Amazingly, there are Republicans who still read WaPo. There are some Republicans right now urging their countrymen to buy subscriptions to Bezos’ Washington Post, just because Bezos followed the LA Times’ lead in not endorsing this sham candidate, the product of not one but two back-to-back coups. Imagine reading this Bezos column and thinking “we need more of this!” As if this were some oportunity to sneak in and set things right at the Post! Thanks for the money, GOP chumps. In the column, Bezos explicitly says that he wants to eliminate the public’s perception of bias, because it limits their impact. No form of the words “honest,” “objective,” or “fair” appear in the article at all, and the word “truth” only appears in the headline to describe the low opinion that people have of the Washington Post. Those Republicans must be cheap dates.
Bezos is not sorry and he’s certainly not interested in changing anything other than perception. He’s on a mission, and he has correctly identified newer forms of media as the real threat to his Clinton-adjacent effort to keep us all indoctrinated to the same approved set of facts. We must all read from the same page of government propaganda, and he will publish that page! If not for Elon Musk’s frankly heroic actions restoring free speech at the renamed X, and defending it from government malfeasance, we would likely not have much of Samuel Adams’ “animating contest of freedom” left. These are not ordinary times. The crisis is NOW, and too late is just around the corner.
We can still lose this election, we can still lose this war, and Jeff Bezos is still on the other side.

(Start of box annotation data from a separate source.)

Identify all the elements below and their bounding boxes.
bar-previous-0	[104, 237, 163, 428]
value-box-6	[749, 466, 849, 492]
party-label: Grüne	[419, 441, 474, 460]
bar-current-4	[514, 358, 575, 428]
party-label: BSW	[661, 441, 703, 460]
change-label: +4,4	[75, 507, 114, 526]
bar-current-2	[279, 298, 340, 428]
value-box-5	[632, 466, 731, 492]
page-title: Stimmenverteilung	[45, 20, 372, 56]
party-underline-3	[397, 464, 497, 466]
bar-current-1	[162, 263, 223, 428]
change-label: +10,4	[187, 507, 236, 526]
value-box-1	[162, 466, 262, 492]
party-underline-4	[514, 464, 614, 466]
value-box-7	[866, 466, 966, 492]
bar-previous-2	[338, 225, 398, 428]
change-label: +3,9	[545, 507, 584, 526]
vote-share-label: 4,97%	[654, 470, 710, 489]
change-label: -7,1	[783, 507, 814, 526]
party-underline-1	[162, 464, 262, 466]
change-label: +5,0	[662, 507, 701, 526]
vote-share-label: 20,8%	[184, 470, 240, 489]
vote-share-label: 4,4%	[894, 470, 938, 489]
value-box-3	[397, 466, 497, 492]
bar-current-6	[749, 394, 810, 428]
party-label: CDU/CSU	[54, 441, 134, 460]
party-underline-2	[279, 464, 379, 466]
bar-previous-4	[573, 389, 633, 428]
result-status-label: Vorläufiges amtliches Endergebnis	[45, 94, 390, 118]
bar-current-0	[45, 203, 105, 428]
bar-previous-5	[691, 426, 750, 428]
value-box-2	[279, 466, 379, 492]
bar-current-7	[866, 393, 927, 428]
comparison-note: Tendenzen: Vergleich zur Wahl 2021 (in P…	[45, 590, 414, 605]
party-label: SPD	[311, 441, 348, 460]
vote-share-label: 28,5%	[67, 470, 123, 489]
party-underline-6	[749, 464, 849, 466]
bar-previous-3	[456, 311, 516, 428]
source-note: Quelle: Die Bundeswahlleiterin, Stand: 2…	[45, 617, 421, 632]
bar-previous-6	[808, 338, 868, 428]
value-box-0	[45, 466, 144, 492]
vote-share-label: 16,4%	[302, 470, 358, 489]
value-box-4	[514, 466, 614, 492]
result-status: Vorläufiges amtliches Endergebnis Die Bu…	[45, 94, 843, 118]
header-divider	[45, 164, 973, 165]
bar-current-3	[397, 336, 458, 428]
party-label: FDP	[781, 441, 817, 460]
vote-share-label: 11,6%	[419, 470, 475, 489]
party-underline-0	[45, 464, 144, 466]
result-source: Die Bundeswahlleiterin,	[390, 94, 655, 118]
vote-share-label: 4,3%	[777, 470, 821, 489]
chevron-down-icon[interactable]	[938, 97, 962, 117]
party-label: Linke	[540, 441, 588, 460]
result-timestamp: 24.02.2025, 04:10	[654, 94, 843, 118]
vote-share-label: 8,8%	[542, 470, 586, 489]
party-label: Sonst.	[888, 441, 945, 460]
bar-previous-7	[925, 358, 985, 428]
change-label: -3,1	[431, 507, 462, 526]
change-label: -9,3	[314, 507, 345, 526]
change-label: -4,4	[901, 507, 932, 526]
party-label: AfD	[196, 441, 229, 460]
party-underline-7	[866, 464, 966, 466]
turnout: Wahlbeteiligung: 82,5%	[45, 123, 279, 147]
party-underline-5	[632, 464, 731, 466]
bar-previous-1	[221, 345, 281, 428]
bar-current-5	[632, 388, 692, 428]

Great read, as usual. I think the public has gone back to the days of getting their news from partisan sources. It drives me nuts to hear people say the news used to be unbiased. No, it didn’t. At least with the internet, you have the option to going back to those days of 2 different papers in town and deciding for yourself what your opinion should be instead of being told what it should be.
Thank you! As I read Bezos’ column, I kept noticing elided points, and waiting for the other shoe to drop. It never did.
Interesting point about endorsements not changing votes but rather reinforcing voters’ perceptions, and maybe reinforcing the divisions in society.